GA5T Skylark Full On Volume Video

22 12 2008

Gibson GA-5T Video

1 12 2008

Still screwing with the Lafayette so here’s the Gibson GA-5T.

Last Centerfold Of Skylark Circuitry

6 10 2008

With this last photo of the GA-5T’s circuitry, it’s time to move onto another dusty old amp.

Skylark vs. Champ?

22 09 2008

I’ve run across many references of the GA-5/GA-5T being billed as Gibson’s answer to the Fender Champ, but with so many versions of both to consider, that’s a hard statement to reconcile. As far as this version of that Gibson amp is concerned, the Skylark has completely different tubes than any of the Champs and while the circuitry is a bit similar here and there to some of the Fenders, it’s different enough to distance the two. Here’s more photos of the Skylark’s guts.
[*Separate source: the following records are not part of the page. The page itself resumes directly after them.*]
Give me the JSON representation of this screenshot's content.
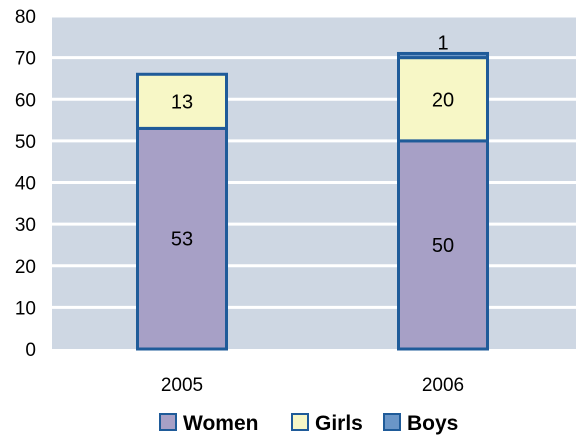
{
  "chart_data": {
    "type": "bar",
    "stacked": true,
    "categories": [
      "2005",
      "2006"
    ],
    "series": [
      {
        "name": "Women",
        "values": [
          53,
          50
        ],
        "color": "#a7a0c6"
      },
      {
        "name": "Girls",
        "values": [
          13,
          20
        ],
        "color": "#f7f7c6"
      },
      {
        "name": "Boys",
        "values": [
          0,
          1
        ],
        "color": "#6a96c8"
      }
    ],
    "data_labels": [
      [
        "53",
        "13",
        ""
      ],
      [
        "50",
        "20",
        "1"
      ]
    ],
    "y_ticks": [
      "0",
      "10",
      "20",
      "30",
      "40",
      "50",
      "60",
      "70",
      "80"
    ],
    "ylim": [
      0,
      80
    ],
    "grid": true,
    "legend_position": "bottom",
    "bar_outline_color": "#1f5b99",
    "plot_background": "#ced7e3"
  }
}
More Skylark Circuitry Photos

14 09 2008

New capacitors mingle with old resistors amid 42 year old wires coming from the power transformer.
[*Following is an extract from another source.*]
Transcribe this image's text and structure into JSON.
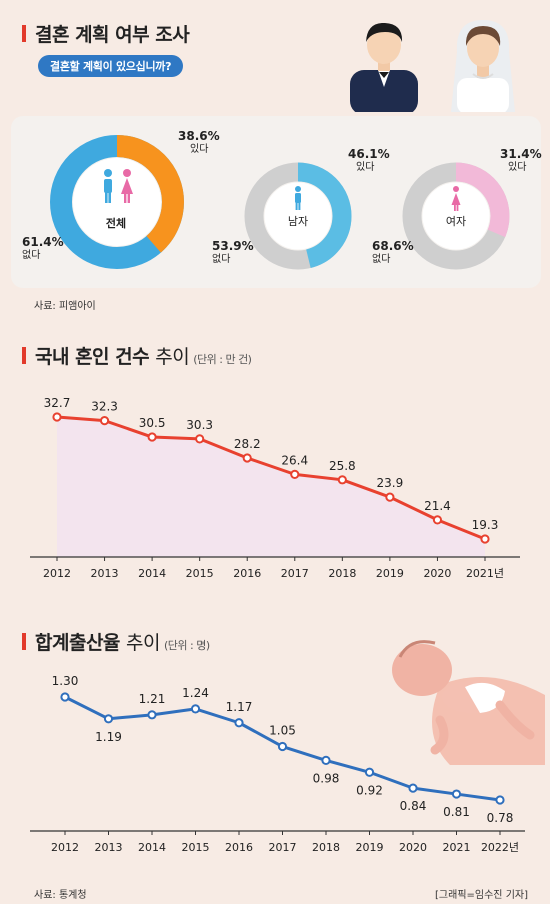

Skylark: Taking Off Her Top

9 09 2008

Pulling out the chassis, the Skylark is one clean machine internally. It’s a pretty basic circuit with crisp connections and logical layout on a small, thin eyelet board. No transistors, no integrated circuits, just resistors and capacitors wired beautifully point to point, the way nature intended for guitar amplifiers.
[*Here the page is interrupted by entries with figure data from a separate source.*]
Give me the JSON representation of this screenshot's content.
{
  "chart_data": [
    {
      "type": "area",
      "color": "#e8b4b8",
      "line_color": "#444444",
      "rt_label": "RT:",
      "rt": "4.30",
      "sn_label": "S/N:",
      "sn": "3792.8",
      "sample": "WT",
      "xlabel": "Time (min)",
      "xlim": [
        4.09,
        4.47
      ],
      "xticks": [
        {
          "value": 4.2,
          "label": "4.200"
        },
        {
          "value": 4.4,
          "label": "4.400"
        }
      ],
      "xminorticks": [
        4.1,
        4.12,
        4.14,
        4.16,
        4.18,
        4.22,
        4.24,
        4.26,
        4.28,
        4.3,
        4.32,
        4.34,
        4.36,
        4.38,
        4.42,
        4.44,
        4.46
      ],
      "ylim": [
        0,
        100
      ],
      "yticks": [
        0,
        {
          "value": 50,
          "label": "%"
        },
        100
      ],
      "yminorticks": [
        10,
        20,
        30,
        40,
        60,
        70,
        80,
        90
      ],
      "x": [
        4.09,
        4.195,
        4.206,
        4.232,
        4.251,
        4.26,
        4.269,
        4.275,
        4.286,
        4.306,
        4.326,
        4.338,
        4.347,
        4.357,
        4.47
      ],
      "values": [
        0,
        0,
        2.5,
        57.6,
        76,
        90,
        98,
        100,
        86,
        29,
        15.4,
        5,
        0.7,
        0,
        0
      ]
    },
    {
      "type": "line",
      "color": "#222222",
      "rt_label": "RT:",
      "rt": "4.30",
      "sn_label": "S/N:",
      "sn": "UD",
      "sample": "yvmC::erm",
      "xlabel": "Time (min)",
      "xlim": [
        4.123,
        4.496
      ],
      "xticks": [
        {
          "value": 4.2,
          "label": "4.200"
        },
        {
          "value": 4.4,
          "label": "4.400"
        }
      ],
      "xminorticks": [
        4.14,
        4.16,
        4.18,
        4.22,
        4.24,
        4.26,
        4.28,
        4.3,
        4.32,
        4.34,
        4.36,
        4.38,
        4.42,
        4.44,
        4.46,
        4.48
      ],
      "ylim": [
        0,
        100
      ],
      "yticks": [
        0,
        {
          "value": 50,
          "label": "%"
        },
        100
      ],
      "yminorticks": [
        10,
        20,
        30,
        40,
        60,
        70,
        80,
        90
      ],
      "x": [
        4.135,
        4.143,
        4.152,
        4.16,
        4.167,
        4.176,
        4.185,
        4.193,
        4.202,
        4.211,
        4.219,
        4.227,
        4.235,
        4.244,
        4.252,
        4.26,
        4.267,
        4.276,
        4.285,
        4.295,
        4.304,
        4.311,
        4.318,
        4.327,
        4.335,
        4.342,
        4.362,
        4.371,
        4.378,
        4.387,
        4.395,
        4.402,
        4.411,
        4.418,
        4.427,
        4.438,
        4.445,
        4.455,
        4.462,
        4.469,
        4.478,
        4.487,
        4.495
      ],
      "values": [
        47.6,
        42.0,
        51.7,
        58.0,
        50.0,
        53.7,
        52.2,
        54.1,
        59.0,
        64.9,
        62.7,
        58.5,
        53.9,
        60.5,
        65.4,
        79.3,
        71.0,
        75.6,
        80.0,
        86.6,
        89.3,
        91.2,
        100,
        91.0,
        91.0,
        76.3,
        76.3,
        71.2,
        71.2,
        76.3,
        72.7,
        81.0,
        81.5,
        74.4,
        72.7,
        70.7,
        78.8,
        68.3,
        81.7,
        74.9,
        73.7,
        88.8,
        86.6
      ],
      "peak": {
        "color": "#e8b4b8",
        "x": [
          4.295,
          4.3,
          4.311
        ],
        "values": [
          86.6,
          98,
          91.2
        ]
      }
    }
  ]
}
If It’s Valves You’ve Come For…

6 08 2008

The 6BQ5, also known by it’s European designation of EL-84, is renowned as one of the most prized tubes among amp designers and it’s characteristically sweet tone is the foundation of the Skylark’s sound. The other valves in this amp aren’t so familiar. The 6EU7, which Gibson used a fair bit in different 1960’s tube amps, is a low noise alternative to the more commonplace 12AX7 but the two preamp valves are of equal gain values and overall are ,very similar. The 6C4 tube was used in many applications, such as organs, ham radios and even TVs but Gibson used them in amps as either rectifiers or in this case, a phase inverter.

It’s All About The Glass

5 08 2008

As can be seen here with the photo turned upside down, there are four tubes in the Skylark; a pair of 6BQ5, a 6C4 and a 6EU7. Going from left to right, the 6EU7 serves as the power tube and its faint red RCA marking is barely legible. Next is the phase inverter, a 6C4 bearing the yellow script “made in USA for Ampeg by Sylvania 939 JFO”. The first 6BQ5 in the lineup sports the “RCA electron tube” marking while its partner 6BQ5 makes do with “RCA USA”. The tubes are old but after warming up a bit, still kick out a toneful 4 or 5 watts.

A Peek Under The Skirt

4 08 2008










The Skylark is a pretty clean machine under the bonnet; four tubes, three pieces of iron, an old tremelo switch footpedal and big ol’ 10 inch generic speaker. The power transformer is a bit rusty but looks original? Stamped on it is the sequence “TF-105-P 9966606”. The output transformer bears “TF-504-0 549-6538” while the choke is branded “TF-1001 D 757 6549”.  The underside of the chassis has “insp by 152246” printed on it with the “15” being larger than the following numbers.

Opening Up The Beast

28 05 2008

Taking the old starpoint to the Gibson GA-5T yields a glorious bit of information as soon as the speaker cavity guard is removed. On the back of the guard, a faded white sticker displays the following information: “Don Randall Music 6/8/67”.  A bit of research turns up that Don Randall Music was a big music store located in downtown Lancaster, Pennsylvania from 1963 to 2001 when it was sold by Don Randall’s widow to the retail chain “Music & Arts Center”.